FEATURE - CIVIL WAR
More from Tukufu about the Civil War.
Technological innovations like the submarine have led many historians to call the Civil War "the first modern conflict."
For the first time in history, the burgeoning advances of the Industrial Revolution such as railroads, telegraphs, and the steamship were used in battle.
And the war itself brought new technology into being.
Naval mines and torpedoes were first used in the Civil War - advances in nautical weaponry that changed the way ships were built.
Before the war, most were made of wood. But to protect themselves against new threats, both sides rushed to build ironclads.
The first meeting of these metal monsters was in 1862, when the C.S.S. Virginia engaged the Northern ironclad, the Monitor, off the coast of Virginia. The battle was a draw, but the age of modern naval warfare had begun.

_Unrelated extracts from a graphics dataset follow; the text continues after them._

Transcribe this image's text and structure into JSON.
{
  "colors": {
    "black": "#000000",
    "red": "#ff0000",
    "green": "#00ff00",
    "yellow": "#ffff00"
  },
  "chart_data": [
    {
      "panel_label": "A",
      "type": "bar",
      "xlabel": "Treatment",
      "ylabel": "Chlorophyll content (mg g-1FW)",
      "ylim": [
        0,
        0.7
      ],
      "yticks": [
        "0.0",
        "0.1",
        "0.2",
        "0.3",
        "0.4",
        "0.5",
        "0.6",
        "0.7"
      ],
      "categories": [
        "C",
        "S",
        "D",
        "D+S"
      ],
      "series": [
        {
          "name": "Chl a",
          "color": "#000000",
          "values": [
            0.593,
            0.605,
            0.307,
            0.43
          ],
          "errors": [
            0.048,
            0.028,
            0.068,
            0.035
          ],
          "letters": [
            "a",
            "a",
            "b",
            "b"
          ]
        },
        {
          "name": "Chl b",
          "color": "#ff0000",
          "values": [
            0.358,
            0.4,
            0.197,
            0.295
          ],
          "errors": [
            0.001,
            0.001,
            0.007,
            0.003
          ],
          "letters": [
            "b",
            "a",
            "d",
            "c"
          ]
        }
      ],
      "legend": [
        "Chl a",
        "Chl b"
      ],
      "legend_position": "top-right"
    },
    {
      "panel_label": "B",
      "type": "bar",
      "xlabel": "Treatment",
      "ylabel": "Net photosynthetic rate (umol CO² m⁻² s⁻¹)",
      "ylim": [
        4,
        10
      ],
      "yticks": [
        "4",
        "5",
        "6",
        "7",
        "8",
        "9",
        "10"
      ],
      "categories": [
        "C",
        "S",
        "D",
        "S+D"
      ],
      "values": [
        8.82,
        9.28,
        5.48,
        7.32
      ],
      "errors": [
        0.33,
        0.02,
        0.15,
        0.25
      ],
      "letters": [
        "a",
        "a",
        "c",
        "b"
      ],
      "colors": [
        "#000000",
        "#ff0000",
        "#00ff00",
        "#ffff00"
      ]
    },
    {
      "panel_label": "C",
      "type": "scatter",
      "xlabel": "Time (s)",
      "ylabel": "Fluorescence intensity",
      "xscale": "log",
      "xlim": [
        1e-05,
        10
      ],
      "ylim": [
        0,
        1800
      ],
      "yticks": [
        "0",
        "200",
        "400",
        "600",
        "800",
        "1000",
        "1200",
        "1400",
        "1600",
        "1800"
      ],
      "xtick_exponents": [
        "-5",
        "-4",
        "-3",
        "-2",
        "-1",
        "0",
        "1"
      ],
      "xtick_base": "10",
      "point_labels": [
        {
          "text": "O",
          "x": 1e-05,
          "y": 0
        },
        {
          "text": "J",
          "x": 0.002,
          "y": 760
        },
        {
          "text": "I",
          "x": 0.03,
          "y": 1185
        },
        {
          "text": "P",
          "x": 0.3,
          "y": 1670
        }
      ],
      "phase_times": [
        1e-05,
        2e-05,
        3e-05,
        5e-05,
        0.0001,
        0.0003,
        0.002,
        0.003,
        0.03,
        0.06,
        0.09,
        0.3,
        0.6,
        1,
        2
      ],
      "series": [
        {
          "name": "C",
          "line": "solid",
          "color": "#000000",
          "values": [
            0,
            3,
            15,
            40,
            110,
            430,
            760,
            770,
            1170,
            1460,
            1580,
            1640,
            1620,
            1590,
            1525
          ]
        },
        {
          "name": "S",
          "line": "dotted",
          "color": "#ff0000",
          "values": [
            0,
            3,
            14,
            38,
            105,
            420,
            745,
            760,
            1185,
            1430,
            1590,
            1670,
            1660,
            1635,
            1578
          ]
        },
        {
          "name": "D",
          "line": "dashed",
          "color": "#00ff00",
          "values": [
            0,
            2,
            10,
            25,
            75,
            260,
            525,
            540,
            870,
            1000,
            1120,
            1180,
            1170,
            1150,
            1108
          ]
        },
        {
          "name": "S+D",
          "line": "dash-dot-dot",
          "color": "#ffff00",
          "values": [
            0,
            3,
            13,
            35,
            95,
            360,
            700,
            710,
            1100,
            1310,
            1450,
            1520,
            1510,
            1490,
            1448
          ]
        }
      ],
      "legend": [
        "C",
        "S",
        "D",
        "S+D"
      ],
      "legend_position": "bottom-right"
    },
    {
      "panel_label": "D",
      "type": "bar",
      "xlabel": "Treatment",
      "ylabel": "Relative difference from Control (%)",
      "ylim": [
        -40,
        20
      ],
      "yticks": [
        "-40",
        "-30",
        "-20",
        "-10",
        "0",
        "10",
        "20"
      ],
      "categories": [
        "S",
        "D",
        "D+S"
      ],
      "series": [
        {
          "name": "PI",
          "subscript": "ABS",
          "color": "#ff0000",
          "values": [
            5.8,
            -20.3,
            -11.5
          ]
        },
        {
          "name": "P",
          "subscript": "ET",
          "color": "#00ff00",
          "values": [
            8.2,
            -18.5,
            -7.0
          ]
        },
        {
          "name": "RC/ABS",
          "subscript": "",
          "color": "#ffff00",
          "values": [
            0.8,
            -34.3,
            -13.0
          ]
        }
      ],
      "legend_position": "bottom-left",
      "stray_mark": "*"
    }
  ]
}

Modernization of armed land conflict also began in the Civil War - again resulting from technological innovation.
Civil War soldiers used a new weapon: the rifled musket. The revolutionary design of this gun allowed bullets to spin in the barrel as they were released. This spinning made the bullets fly straighter, further, and with greater accuracy.
Because of these guns, armies would never again charge. This ended a European military tactic that had existed for hundreds of years - and announced the era of trench warfare.
Perhaps the most significant and lasting development of the war was the wholesale renovation of the American economy.
Before the war, the U.S. was a largely agrarian society. But the demands of the war sped up the process of industrialization at a tremendous rate and on a massive scale.
The outcome of the Civil War was not just the abolition of slavery - but also the birth of the greatest industrialized nation the world had ever known.